With the slow flow of the centuries, the sailing ship had conformed in all its forms to the varied necessity of the commerce and of the war, but finally, it found his more perfect formula under the form of the ship called Clipper by English from which gave origin to our "Brigantino," then disappeared from the seas forever. The brig is a type of very fast sailing-ship that becomes popular in the XIX century. Brigs gave inspiration for a lot of books and you legends. The term "Clipper" was referred to a completely new manner of building the bow of a ship. The long bow of the Brigs splits the water, instead of pushing it ahead like the paunchy bows of the more ancient hulls, being able to reach sometimes twenty-four knots: the speed of a modern transatlantic. The transport of the immigrants from Europe to America and the discovery of the gold in America and in Australia, gave an enormous impulse to the construction of these ships in the second half of the 1800.

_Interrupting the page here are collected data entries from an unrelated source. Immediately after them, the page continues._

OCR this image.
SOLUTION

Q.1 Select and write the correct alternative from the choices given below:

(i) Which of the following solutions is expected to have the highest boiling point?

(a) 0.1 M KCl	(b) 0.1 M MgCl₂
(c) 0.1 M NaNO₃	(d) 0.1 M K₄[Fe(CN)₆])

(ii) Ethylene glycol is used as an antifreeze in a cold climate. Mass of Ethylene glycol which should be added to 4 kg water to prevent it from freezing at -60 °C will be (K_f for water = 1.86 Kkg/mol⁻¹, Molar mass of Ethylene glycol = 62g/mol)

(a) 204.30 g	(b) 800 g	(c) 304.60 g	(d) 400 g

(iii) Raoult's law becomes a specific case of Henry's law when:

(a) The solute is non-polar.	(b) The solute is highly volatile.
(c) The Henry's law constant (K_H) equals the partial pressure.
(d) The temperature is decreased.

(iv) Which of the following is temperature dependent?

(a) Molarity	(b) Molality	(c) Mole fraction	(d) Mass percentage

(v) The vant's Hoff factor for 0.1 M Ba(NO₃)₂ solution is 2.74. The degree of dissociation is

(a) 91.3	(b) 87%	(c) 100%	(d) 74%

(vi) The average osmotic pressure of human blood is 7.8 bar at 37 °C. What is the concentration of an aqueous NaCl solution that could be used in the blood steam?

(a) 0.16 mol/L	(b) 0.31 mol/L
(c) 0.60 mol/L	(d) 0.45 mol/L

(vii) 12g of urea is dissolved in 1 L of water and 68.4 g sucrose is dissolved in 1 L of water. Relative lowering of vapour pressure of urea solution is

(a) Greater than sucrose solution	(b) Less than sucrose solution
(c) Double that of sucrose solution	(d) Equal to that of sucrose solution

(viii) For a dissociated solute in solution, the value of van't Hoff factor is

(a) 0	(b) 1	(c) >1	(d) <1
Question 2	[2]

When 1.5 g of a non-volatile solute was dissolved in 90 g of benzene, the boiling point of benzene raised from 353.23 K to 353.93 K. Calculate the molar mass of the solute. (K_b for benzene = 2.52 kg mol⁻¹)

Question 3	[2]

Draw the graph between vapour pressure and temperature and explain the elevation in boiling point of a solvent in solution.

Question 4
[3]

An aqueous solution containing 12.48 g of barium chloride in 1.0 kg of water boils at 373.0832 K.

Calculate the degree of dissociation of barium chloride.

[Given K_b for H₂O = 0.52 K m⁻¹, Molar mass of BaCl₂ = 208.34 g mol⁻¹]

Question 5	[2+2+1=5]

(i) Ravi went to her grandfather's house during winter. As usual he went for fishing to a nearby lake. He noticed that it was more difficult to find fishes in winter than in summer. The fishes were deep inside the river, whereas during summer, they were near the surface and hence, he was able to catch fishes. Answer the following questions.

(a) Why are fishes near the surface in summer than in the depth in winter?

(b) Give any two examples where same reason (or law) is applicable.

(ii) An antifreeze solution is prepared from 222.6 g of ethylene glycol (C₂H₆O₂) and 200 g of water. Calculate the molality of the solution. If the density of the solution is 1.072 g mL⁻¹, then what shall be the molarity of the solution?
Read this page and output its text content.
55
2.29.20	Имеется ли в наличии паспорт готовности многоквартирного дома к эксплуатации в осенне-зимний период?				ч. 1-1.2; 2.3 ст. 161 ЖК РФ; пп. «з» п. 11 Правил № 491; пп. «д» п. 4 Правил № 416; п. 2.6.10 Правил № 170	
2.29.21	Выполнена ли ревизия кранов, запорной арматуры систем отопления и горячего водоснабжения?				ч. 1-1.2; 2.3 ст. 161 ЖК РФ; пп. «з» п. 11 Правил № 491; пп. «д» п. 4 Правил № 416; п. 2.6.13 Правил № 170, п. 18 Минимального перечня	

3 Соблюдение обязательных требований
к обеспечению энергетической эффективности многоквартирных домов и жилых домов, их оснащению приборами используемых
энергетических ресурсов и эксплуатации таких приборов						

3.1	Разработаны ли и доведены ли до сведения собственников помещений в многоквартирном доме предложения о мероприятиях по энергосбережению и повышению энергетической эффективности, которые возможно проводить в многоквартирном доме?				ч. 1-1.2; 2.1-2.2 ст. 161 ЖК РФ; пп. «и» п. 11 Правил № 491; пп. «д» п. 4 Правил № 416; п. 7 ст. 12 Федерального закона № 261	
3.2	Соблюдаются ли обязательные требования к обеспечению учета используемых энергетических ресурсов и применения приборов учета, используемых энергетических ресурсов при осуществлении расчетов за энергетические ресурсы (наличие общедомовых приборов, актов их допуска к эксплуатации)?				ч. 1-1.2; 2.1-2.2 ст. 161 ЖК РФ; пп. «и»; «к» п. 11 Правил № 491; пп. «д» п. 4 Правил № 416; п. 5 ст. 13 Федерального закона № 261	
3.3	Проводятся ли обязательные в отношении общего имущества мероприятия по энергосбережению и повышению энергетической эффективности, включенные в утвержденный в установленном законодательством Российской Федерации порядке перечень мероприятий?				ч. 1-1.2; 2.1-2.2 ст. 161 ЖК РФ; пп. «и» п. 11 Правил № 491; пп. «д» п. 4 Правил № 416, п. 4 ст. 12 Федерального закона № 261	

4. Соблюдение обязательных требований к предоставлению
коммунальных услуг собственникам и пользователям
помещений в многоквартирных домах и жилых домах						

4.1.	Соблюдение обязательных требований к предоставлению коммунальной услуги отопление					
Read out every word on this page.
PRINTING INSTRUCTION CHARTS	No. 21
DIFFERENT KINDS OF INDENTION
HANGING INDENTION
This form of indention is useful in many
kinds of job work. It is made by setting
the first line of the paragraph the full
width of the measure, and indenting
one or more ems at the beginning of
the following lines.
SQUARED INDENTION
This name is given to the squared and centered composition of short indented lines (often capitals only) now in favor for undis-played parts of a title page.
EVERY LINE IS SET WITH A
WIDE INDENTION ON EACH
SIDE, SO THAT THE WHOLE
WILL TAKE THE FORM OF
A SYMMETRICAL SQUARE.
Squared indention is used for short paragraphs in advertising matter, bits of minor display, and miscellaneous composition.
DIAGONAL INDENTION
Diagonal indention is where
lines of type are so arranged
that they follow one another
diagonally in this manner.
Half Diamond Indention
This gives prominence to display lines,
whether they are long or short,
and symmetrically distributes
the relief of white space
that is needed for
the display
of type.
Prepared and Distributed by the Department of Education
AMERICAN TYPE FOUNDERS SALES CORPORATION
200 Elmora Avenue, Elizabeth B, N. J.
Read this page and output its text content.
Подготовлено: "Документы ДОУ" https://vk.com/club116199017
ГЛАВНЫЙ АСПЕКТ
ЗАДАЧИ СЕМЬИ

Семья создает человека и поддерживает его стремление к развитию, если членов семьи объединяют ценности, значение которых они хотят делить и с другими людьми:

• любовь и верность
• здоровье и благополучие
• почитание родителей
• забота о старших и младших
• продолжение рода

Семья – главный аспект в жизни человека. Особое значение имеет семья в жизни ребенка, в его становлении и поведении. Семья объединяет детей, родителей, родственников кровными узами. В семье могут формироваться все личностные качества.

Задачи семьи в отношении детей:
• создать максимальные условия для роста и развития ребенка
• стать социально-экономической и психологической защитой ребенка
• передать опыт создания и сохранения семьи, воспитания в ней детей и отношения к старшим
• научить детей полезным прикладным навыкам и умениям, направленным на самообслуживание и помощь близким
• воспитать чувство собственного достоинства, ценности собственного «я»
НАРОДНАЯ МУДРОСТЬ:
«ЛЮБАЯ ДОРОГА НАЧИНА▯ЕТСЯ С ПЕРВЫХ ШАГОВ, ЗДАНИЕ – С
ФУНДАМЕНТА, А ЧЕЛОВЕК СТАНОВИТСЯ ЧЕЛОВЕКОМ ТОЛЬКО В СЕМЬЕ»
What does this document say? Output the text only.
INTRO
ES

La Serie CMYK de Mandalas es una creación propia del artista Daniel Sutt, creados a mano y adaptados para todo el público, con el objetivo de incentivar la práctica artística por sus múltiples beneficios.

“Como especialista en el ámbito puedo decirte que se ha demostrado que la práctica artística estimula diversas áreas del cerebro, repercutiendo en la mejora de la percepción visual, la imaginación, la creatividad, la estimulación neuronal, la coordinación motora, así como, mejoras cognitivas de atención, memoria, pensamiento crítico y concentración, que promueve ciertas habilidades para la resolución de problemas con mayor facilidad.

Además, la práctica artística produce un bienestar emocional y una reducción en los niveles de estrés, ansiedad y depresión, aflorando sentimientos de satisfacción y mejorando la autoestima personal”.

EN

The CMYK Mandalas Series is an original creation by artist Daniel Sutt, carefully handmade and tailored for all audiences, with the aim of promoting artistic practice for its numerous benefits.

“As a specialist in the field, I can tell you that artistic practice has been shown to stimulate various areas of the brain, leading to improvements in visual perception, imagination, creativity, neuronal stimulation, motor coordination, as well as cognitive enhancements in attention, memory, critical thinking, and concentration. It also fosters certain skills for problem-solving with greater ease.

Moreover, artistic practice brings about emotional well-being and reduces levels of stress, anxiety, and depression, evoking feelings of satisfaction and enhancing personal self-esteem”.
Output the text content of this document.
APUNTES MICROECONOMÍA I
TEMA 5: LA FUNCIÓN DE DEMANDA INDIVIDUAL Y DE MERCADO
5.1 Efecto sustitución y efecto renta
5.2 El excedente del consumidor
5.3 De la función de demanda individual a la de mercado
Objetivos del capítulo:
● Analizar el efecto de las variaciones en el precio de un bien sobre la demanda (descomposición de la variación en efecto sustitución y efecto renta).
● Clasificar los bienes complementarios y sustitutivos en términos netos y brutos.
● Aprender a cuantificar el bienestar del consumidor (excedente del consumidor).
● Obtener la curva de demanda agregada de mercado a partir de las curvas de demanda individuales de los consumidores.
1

The Brig were used for the commerce of tea with India, spices, ice, coal, rum. The speed that it was able to reach allowed a surer and more rapid commerce, because it was able to escape the frequent attacks of the pirates. Quickly the four seas became populated in each angle of this fast ship. Before of the invention of the steamships, the Brigs finished dashed on the rocks or swallowed by the seas or also attracted by the songs of perfidious sirens, or by the fires lighted by the farmers of the coasts to confuse the commanders and to cause therefore a rich shipwreck. Nowadays there is an only one original survivor of this fantastic ship: the "Cutty sark", now preserved in a basin of Greenwich in England.